Die motie vroeg om een onderzoek naar (ik citeer) “de rechtmatigheid, doeltreffendheid en doelmatigheid van de uitvoering van VTH-taken”. De context was – en dat is belangrijk om in herinnering te brengen - op dat moment een reeks incidenten op het Chemelot terrein, waarover door meerdere fracties schriftelijke vragen waren gesteld.

Je verwacht dan een onderzoek naar die handhaving zelf, getallen over bezoekfrequenties, behandeling van incidenten en de follow up daarvan.

Je verwacht een rapport zoals dat van de commissie Aartsen, die vorige week is gekomen met een gepeperd rapport naar het functioneren van de RUD’s. Hoe doen ze hun werk? De vergunningverlening, het toezicht, de handhaving? Dat rapport heeft veel aandacht gehad in de media, en de conclusies waren helder en duidelijk. Ik kom daar nog op terug.

Maar wat doet het onderzoek dat nu op onze agenda staat– het gaat niet over de uitvoering van de taken zelf. Het gaat over de “relatie opdrachtgever – nemer GS-Omgevingsdienst”, de “informatieverschaffing aan GS en PS” en “bestuurlijke sensitiviteit”. Die laatste schiet tekort bij de RUD, valt er te lezen - want ze voeren vooral de wet- en regelgeving uit. O schande!

Het rapport gaat alleen over de administratieve omgeving. Geschreven door een administratief adviesbureau, niet door een bureau met inhoudelijke procestechnische- of milieu-kennis. Accountants in plaats van ingenieurs. Het is meer dan 50 pagina’s management speak en consultants mumbo-jumbo, dat, begrijpelijkerwijs in de Controle Commissie (waarom werd het daar uberhaupt behandeld?) vooral tot gaap-reacties aanleiding gaf. Alleen dankzij volhouden van de SP is het op de agenda van RLN gekomen, waar het natuurlijk meteen al naar toe had gemoeten. Dit is geen “controle” kwestie, het is een inhoudelijke handhavingskwestie. Daarop was de motie gericht.

Voorzitter, wat heeft dit rapport wel niet gekost? Hoeveel toezichthouders, met hun voeten in de modder, hadden hiervan betaald kunnen worden, om het toezicht meteen vorig jaar al op een hoger peil te brengen?

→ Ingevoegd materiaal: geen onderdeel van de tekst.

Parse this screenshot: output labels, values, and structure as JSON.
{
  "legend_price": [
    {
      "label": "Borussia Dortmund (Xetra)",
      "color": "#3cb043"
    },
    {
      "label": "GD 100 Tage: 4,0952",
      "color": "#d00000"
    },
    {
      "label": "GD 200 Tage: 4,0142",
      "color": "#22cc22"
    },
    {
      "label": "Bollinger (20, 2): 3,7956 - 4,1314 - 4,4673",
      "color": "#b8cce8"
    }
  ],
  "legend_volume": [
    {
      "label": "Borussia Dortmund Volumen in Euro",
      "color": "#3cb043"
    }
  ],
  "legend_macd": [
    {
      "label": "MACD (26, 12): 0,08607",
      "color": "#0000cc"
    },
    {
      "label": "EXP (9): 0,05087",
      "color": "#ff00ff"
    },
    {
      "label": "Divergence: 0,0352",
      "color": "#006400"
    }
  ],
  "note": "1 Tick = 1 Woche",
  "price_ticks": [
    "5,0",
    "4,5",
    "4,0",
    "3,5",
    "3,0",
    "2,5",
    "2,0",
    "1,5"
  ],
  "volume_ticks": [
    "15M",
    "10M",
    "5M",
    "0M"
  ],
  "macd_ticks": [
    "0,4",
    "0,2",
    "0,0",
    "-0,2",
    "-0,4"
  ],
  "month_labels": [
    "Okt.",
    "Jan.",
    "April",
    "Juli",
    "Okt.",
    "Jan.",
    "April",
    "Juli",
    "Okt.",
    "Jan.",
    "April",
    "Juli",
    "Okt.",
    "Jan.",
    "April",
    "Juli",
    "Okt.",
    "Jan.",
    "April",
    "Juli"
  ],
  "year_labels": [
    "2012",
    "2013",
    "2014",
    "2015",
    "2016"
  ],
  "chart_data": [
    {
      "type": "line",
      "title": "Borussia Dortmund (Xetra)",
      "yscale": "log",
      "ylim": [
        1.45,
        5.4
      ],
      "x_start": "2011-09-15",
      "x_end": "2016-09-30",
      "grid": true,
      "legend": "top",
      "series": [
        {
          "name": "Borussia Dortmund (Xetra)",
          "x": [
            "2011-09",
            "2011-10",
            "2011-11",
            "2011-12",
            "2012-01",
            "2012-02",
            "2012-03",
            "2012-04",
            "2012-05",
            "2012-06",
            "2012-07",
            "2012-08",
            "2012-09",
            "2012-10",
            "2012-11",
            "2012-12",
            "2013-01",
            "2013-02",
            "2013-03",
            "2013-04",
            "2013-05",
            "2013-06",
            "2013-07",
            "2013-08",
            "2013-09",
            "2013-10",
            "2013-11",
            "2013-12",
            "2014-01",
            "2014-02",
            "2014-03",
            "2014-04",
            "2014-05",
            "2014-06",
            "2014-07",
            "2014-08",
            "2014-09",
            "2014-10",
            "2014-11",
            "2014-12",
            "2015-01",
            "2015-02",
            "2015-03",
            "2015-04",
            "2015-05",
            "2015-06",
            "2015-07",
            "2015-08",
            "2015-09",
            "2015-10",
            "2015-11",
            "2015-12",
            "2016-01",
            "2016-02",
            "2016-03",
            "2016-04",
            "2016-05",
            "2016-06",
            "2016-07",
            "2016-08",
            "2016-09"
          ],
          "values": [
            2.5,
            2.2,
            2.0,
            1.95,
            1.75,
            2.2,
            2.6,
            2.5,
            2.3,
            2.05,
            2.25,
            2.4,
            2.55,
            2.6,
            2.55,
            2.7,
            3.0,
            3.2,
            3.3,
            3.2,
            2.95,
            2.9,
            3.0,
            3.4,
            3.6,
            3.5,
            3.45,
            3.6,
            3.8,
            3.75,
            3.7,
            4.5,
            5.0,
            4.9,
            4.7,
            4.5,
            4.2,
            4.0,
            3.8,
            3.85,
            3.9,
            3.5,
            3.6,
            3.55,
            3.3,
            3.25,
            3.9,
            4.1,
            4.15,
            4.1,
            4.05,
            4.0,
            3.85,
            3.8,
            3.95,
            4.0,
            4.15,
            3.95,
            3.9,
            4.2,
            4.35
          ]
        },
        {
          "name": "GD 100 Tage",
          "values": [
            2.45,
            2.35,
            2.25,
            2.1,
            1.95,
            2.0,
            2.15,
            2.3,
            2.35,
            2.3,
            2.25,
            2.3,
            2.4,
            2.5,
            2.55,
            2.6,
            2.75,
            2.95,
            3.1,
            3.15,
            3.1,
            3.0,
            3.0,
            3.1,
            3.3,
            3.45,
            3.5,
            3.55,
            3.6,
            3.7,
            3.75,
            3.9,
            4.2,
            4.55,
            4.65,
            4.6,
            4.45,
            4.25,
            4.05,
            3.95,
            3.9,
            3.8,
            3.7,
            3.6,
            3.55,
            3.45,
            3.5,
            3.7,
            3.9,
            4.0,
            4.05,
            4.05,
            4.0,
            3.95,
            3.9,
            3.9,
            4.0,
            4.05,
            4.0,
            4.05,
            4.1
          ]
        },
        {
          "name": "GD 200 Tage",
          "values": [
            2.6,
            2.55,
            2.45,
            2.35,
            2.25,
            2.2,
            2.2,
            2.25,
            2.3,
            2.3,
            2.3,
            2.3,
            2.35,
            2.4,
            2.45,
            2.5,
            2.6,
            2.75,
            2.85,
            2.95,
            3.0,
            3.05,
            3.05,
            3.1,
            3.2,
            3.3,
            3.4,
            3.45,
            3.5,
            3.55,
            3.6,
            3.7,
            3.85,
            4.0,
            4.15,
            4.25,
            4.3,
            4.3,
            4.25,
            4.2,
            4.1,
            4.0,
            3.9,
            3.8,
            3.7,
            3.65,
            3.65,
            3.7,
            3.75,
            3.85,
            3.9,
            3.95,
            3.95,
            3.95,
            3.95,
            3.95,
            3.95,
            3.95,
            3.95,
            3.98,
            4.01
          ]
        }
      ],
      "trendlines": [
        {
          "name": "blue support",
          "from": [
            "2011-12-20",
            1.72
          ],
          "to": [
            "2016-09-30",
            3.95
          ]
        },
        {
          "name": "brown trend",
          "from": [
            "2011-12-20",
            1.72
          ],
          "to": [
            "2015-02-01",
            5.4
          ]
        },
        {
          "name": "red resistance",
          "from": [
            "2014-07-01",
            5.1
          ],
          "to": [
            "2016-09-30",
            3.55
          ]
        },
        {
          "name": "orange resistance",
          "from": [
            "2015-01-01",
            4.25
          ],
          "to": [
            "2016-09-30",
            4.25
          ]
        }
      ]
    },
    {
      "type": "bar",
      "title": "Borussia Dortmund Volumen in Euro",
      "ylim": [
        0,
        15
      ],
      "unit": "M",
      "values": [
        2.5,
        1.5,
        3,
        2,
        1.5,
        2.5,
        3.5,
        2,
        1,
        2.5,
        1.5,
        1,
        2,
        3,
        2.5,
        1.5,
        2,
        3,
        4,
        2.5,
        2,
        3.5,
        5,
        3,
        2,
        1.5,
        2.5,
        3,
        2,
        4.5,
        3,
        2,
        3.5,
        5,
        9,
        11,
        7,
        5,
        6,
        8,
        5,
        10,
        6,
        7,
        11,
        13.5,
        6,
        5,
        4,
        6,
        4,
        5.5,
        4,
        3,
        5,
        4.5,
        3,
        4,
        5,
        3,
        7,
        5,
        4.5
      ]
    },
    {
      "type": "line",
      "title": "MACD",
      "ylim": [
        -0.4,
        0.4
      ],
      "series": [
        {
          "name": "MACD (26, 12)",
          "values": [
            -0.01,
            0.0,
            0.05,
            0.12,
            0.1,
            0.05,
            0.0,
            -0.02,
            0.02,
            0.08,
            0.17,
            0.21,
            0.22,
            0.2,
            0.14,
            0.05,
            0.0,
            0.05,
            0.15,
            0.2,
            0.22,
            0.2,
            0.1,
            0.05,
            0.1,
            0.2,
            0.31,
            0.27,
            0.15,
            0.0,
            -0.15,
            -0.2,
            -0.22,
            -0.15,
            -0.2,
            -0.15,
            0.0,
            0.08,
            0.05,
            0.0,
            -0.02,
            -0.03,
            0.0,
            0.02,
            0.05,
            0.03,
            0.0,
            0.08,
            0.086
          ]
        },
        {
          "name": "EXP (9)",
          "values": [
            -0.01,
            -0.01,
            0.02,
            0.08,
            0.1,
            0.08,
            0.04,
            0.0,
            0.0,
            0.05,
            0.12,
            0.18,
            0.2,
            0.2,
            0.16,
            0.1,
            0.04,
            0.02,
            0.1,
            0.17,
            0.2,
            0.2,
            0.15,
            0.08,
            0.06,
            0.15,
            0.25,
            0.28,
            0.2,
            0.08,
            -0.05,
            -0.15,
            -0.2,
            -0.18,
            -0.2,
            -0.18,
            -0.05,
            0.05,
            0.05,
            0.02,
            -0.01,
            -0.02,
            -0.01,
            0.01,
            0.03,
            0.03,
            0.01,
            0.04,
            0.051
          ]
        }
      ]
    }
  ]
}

Voorzitter, dit rapport is inderdaad, zoals de meesten in de Controle Commissie vonden, geen bespreking waard. Maar dan omdat het geen uitvoering is van de motie - dat is een kwalijke zaak, en dat valt het college aan te rekenen. Maar ook onszelf als PS, als we het hierbij zouden laten. De Partij voor de Dieren zal dan ook voorstellen om niet nog meer geld te verspillen, maar om in de volgende RLN de rapportage Aartsen te bespreken. Dit rapport schetst waar het beter moet, op alle niveaus. Dat gaat bijvoorbeeld om stevigere omgevingsdiensten, onafhankelijke inspectie als tegenwicht voor de uitvoering, voldoende mensen, middelen en opleiding, en een beter samenspel tussen Rijk en regionale overheden. Die conclusie geldt voor het hele land, dus ook voor de RUD’s in Limburg.

Dank u wel.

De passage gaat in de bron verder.